Alison Meuse of National Public Radio speaks with Ammar Salamo, the head of Aleppo civil defense and a witness to Monday’s Russian-regime attack on a UN aid convoy west of Aleppo city:
Salamo met his Omar Barakat, the head of the local Red Crescent and the 31 trucks. He then returned to his office when he was told via walkie-talkie that a regime helicopter was en route. He watched the helicopter drop two barrel bombs and circle back for a “double-tap” raid. As Salamo drove to the scene of the attack, he recognized the sound of a Russian-made Su-24 strike aircraft, operated by both the Russian and regime air forces.
Salamo arrived to find some of the trucks on fire and a mortally wounded Omar Barakat, but he couldn’t reach him as the warplanes were still attacking. Red Crescent were messaging him frantically from the regime side, asking if Barakat was okay — he told them his teams could not move.
The attack lasted eight hours, until 3 a.m., with Salamo and his team helping the victims they could reach and then taking shelter at their center.

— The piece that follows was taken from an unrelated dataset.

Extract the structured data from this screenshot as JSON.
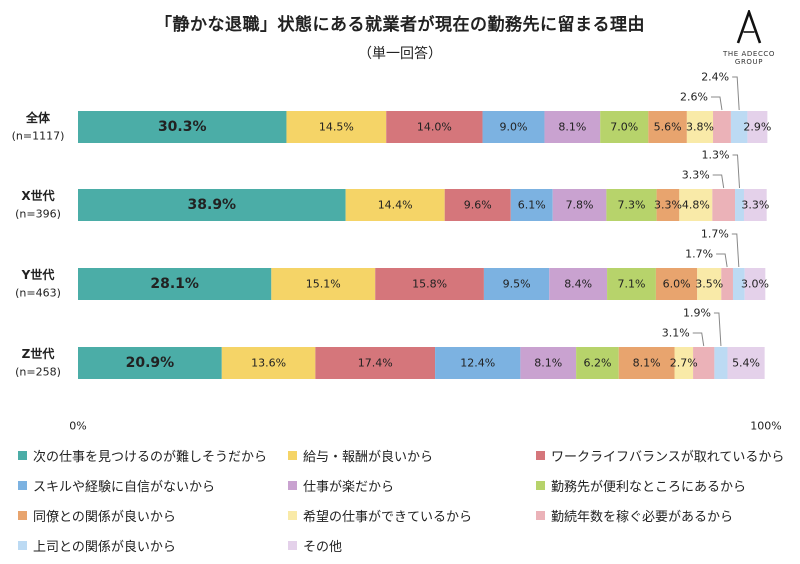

Salamo and other rescuers finally got to the other dead and wounded. Among the casualties were Barakat, four truck drivers from the regime side, and 10 local workmen unloading the aid. Red Crescent workers from regime-held areas subsequently stopped work for three days in protest at the attacks and Barakat’s death.
“It was a moment of madness. A moment of hell,” Salamo says.